Western reservoirs could run dry in 3 years, top official warns

By Jennifer Yachnin | 09/19/2022 01:50 PM EDT

“If we continue in the way we’re operating now, if we don’t reduce our demands, we’re going to really see those reservoirs really hit a crisis,” a Colorado official said. “I’m not talking about in 20 years, I’m talking about in the next three or four years.”

LAKE MEAD NATIONAL RECREATION AREA, ARIZONA - AUGUST 19: A bleached 'bathtub ring' is visible on the banks of Lake Mead near the Hoover Dam on August 19, 2022 in Lake Mead National Recreation Area, Arizona. The federal government announced plans to cut water allocations from the Colorado River Basin to Arizona and Nevada for the second year in a row and is asking residents to cut water consumption as the drought worsens. Water levels at Lake Mead stand at 27 percent of capacity, its lowest level since being filled in the 1930s following the construction of the Hoover Dam. The lake's water levels have fallen an estimated 175 feet since 2000.  (Photo by Justin Sullivan/Getty Images)

A bleached "bathtub ring" is visible on the banks of Lake Mead on the Colorado River near the Hoover Dam on Aug. 19 in Arizona's Lake Mead National Recreation Area. Justin Sullivan/Getty Images

A top Centennial State official warned Colorado River Basin states that the system’s federal reservoirs could effectively empty in a few short years barring aggressive reductions to water demands.

Colorado River Water Conservation District General Manager Andy Mueller painted a bleak future for the basin’s seven states — Arizona, California, Colorado, Nevada, New Mexico, Utah and Wyoming — on Friday, during his organization’s annual conference in Grand Junction, Colo., on the river’s future.

“If we continue in the way we’re operating now, if we don’t reduce our demands, we’re going to really see those reservoirs really hit a crisis,” Mueller said. “I’m not talking about in 20 years, I’m talking about in the next three or four years. We have a period of time here to change our use.”

Advertisement

More than two decades of drought have significantly diminished the Colorado River, which spans 1,450 miles and supplies water to some 40 million individuals.

Although Bureau of Reclamation Commissioner Camille Touton instructed those seven states to find up to 4 million acre-feet in reductions, no agreements had been reached as of a mid-August deadline (E&E News PM, Aug. 16).

One acre-foot of water is equal to about 326,000 gallons, or enough water to cover a football field to a depth of 1 foot.

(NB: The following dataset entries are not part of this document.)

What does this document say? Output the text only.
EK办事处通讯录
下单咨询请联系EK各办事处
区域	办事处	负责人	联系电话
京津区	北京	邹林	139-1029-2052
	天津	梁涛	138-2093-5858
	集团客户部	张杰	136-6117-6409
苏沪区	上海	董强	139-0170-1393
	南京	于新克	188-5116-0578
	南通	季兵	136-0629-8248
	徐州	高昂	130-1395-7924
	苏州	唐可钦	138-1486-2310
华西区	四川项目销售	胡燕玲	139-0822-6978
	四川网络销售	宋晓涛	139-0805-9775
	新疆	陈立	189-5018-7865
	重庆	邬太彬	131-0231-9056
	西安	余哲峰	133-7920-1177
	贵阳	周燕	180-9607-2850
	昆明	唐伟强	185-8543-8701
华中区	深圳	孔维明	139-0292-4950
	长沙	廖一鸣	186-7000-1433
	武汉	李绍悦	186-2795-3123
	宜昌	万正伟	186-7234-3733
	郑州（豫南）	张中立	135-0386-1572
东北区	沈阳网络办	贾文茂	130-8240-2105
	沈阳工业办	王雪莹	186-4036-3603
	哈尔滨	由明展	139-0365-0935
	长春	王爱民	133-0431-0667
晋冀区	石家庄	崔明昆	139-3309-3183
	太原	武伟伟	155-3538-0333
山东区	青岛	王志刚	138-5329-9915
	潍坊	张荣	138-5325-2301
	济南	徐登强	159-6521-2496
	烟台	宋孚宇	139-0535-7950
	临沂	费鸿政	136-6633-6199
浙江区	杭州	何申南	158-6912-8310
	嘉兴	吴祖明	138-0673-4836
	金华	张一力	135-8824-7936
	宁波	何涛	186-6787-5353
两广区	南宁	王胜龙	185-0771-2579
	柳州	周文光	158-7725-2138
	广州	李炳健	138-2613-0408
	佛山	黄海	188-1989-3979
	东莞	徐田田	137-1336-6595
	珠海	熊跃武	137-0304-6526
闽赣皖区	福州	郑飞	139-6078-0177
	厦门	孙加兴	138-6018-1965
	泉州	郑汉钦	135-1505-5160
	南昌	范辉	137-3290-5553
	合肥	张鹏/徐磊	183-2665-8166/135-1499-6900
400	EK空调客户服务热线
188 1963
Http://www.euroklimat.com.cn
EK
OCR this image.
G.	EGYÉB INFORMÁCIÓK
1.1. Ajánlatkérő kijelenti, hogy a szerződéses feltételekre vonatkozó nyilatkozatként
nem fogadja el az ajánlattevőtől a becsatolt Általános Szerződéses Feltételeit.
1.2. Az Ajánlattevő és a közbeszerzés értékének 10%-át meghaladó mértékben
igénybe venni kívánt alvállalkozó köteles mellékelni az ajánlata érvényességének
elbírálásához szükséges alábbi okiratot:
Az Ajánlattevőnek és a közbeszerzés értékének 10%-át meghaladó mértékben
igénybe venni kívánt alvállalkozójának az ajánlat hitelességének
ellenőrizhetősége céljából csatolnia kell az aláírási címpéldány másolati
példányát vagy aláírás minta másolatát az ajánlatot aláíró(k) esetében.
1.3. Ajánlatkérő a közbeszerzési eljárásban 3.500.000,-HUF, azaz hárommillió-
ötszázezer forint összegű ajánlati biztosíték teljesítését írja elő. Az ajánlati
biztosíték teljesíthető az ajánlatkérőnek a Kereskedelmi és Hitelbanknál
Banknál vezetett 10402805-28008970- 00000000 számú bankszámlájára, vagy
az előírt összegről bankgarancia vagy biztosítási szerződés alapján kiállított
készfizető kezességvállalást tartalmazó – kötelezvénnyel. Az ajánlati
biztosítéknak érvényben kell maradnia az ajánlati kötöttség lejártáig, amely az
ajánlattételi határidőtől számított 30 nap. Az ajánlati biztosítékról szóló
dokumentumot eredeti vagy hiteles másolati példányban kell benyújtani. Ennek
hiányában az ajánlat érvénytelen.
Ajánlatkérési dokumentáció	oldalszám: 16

Under the terms of the 1922 Colorado River Compact, the seven states share 16 million acre-feet of water annually divided equally between the Upper Basin states — Colorado, New Mexico, Utah and Wyoming — and the Lower Basin states — Arizona, California and Nevada.

Mueller noted that the drought has sharply reduced that flow to 12 million acre-feet, but is likely to drop even lower under continued drought conditions.

“When we listen to the scientists today, they say plan for a 9 million acre-foot river,” Mueller said. “That’s incredibly scary because … that’s a huge economic disruption, that’s communities suffering in all the basins.”

But those lower flows have already sharply impacted federal reservoirs in the Upper Colorado basin, Mueller noted.

Under a drought operations agreement, federal officials tapped both the Blue Mesa Reservoir in Colorado and the Flaming Gorge Reservoir in Wyoming in recent years to keep water levels in the Lake Powell reservoirs high enough to maintain hydropower operations (Greenwire, May 3).

Although Reclamation officials indicated that drought response efforts could continue to rely on those upstream reservoirs, Mueller dismissed those plans as unfeasible.

“We’ve now drained Blue Mesa, we’re draining Flaming Gorge as we speak, and we have no plans for how we’re going to handle this when those reservoirs are dropped. We can’t keep doing this,” he said.

Among Mueller’s recommendations, he called for the federal government to demand the Lower Basin states to account for evaporation and transit losses in their annual water use.

Currently, when water is sent downstream, he explained that the Upper Basin states must cover those losses. For example, if California demands 100,000 acre-feet of water, the Upper Basin states must send 120,000 acre-feet to account for evaporative losses.

“There very well may be litigation if they don’t fix this problem,” Mueller warned. “Because if their threat is to come after our federal projects in the Upper Basin, we will defend those projects.”